The tax return data also allowed Rinz and Voorheis to link income and demographic data at an individual level, shedding light on some details of income inequality.
Racial gaps revealed
The data show that racial income gaps are by no means a Minnesota-specific problem. White people in low-income states earn more than Black people in high income states, for instance.
Still, the racial income gaps in Minnesota are striking.
From 2015 to 2019 in the Minneapolis-St. Paul metro area, white workers earned an average of $79,000 per year, while Black and Latino earners made less than $50,000 per year, according to a Center for Economic Inclusion analysis of American Community Survey data.

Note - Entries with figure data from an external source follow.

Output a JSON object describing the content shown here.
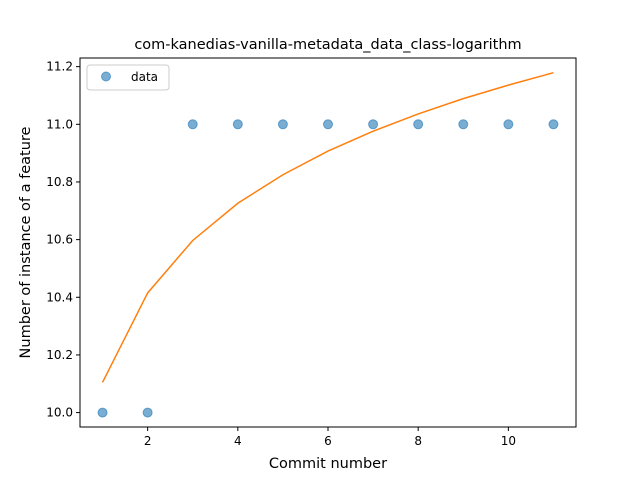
{
  "chart_data": {
    "type": "scatter",
    "title": "com-kanedias-vanilla-metadata_data_class-logarithm",
    "xlabel": "Commit number",
    "ylabel": "Number of instance of a feature",
    "xlim": [
      0.5,
      11.5
    ],
    "ylim": [
      9.95,
      11.23
    ],
    "xticks": [
      2,
      4,
      6,
      8,
      10
    ],
    "yticks": [
      10.0,
      10.2,
      10.4,
      10.6,
      10.8,
      11.0,
      11.2
    ],
    "ytick_labels": [
      "10.0",
      "10.2",
      "10.4",
      "10.6",
      "10.8",
      "11.0",
      "11.2"
    ],
    "grid": false,
    "legend": {
      "placement": "top-left",
      "entries": [
        "data"
      ]
    },
    "series": [
      {
        "name": "data",
        "kind": "scatter",
        "color": "#1f77b4",
        "x": [
          1,
          2,
          3,
          4,
          5,
          6,
          7,
          8,
          9,
          10,
          11
        ],
        "y": [
          10.0,
          10.0,
          11.0,
          11.0,
          11.0,
          11.0,
          11.0,
          11.0,
          11.0,
          11.0,
          11.0
        ]
      },
      {
        "kind": "line",
        "color": "#ff7f0e",
        "x": [
          1,
          2,
          3,
          4,
          5,
          6,
          7,
          8,
          9,
          10,
          11
        ],
        "y": [
          10.105,
          10.415,
          10.597,
          10.726,
          10.825,
          10.907,
          10.976,
          11.036,
          11.089,
          11.136,
          11.179
        ]
      }
    ]
  }
}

One potential explanation for the gap in incomes in the middle quintile is the presence of large corporations in Minnesota, which provide well-paying jobs, largely to white people, said Tawanna Black, Center for Economic Inclusion founder and CEO.
“The income gap forces us to ask questions less so about workers, and more so about the actions of employers,” Black said. “And ask questions about where bias is showing up in employers who hire people for the same work and pay them differently for that work.”
Educational disparities and the fact that people of color tend to be younger in Minnesota contributes to income disparities as well, although Black says the racial income gap persists even among similarly educated people
Income for low-wage workers — those in the 10th percentile of hourly earners — grew 9% from 2019 to 2022 despite inflation, according to research by the Economic Policy Institute.
The Economic Policy Institute attributes that growth to pandemic-era policy initiatives like enhanced unemployment insurance, child tax credits and protection from eviction. The labor shortage, especially in low-paid jobs, also forced employers to raise wages.